If the person does not consent to the blood, breath or urine sample and it is the officer’s choice as to which chemical test is performed, the officer has the ability to suspend the person’s Driver’s License for one year simply for refusing to submit to the blood, breath or urine test.

The Officer Can Obtain a Warrant to Compel the Person to Provide the Sample

Ultimately, the officer would be able to get a warrant, even if the person did refuse to submit to the blood, breath or urine test. The warrant would allow them to pretty much hold a person down if necessary, to take their blood from them, even if they were to fight.

At that point, the officer can either serve the suspension, which is either going to be one year or two years for refusing to provide a chemical test upon request. Or, it could be for 90 days, based on the theory that the person was impaired by alcohol or drugs or that they will come back with a blood alcohol level test of at or above a .08.

If the Officer Is Charging the Individual with a Misdemeanor, They Are Usually Ticketed at That Time; if the Officer Does Not Issue a Citation, the Individual May Be Facing Felony Charges

At that time, if they are going to be charged with a misdemeanor, the suspect should be provided a citation for DUI and possibly some other civil traffic violations that’s in the discretion of the officer.

On occasion, people will not receive any sort of citation and usually when a person does not receive any sort of citation it can mean one of two things.  The officer does not want to give out a citation until the actual blood or urine test results come back, at which point the suspect would be mailed notice to show up in court.

Alternatively, if someone has not received a citation, it could mean that the officer plans on filing a long form which means that the officer intends on filing the charges as a felony.  Either a person is told of their upcoming court date or within either one year for a misdemeanor or seven years for a felony, a person will hopefully receive something in the mail that alerts them to an upcoming court date.

After an Arrest and Being Charged, the Individual Is Scheduled for the First Court Date, Which Is Known as the Initial Appearance

The first court dates that a client goes to will be the initial appearance.

The initial appearance has a few purposes behind it.  First, it’s to enter a plea of not guilty.  That’s kind of a default.

It Is Strongly Recommended that Defendants Retain an Attorney Prior to the Initial Appearance

The other purpose is to determine how the person wants to proceed as far as counsel goes.  A defendant at that point, the person who was previously a suspect, is given the option to choose to represent him or herself or they can fill out an application to see if they qualify for a public defender. Or, they can let the court know that they wish to hire a private attorney, utilizing their own funds.

If the defendant has already spoken to a private attorney, and this is strongly recommended prior to that first court date. It is very likely the defendant will not need to show to that first court date. The private attorney can show up on their behalf or can get that court date to go away and a new court date set.  By the time the following court date arrives on the calendar, the attorney might have copies of the police report.  If not, they really should receive copies of the police report at that upcoming court date.
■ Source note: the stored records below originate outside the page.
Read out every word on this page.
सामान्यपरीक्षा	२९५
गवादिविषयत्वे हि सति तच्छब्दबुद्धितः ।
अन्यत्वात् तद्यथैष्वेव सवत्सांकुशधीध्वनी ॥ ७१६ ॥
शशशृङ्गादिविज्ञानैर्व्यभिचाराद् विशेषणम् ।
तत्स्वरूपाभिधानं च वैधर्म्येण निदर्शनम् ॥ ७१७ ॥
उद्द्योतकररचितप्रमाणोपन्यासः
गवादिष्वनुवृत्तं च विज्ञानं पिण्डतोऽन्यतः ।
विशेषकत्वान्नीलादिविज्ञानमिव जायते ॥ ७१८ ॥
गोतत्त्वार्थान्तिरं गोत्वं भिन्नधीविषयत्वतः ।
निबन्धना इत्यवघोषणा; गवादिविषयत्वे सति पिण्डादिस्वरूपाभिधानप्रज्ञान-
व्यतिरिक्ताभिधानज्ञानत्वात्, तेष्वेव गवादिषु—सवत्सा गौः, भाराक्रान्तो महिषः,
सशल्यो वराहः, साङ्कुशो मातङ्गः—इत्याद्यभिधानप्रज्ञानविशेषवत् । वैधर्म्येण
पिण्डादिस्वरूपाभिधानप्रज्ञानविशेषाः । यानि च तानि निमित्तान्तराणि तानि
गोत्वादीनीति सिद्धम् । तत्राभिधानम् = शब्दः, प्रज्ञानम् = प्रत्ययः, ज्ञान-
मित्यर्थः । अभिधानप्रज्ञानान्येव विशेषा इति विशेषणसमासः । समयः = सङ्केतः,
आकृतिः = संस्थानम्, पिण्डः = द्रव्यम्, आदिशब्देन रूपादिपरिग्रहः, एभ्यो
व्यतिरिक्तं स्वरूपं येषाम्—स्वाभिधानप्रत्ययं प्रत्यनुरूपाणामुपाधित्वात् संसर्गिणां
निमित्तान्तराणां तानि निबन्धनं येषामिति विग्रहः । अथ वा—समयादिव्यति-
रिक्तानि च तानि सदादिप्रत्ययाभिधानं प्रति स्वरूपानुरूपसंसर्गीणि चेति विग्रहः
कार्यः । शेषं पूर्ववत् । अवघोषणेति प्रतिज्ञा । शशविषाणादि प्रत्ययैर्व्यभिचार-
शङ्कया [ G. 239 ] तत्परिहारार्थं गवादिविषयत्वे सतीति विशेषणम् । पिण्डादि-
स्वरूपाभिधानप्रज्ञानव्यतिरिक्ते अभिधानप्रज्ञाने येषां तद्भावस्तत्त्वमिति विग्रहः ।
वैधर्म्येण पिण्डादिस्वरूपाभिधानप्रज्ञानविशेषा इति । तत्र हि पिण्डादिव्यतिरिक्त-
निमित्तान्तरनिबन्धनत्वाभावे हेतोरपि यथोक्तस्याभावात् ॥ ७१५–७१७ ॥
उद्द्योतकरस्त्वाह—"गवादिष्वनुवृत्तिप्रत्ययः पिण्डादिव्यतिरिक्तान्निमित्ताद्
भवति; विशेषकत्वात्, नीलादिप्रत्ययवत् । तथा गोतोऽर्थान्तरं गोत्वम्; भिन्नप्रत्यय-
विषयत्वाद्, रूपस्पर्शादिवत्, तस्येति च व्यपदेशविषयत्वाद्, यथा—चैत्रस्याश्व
The Sooner You Retain an Attorney, the Sooner He or She Can Work on the Case and Prepare a Defense

Most of the time, my clients usually do not need to show at that second court date.  I would be able to show up on their behalf, gather the police reports and talk informally with the prosecutor. We possibly try to work out a plea agreement or some sort of disposition on the case if I’d had enough time to review the police reports and prepare for that court date.

The court date is usually then continued for another month.  In the meantime, it’s possible to write motions, do interviews, work out for a dismissal of the case, work out for a beneficial plea agreement and just prepare the case and let the client know what is likely to take place in the future and what their possible options are.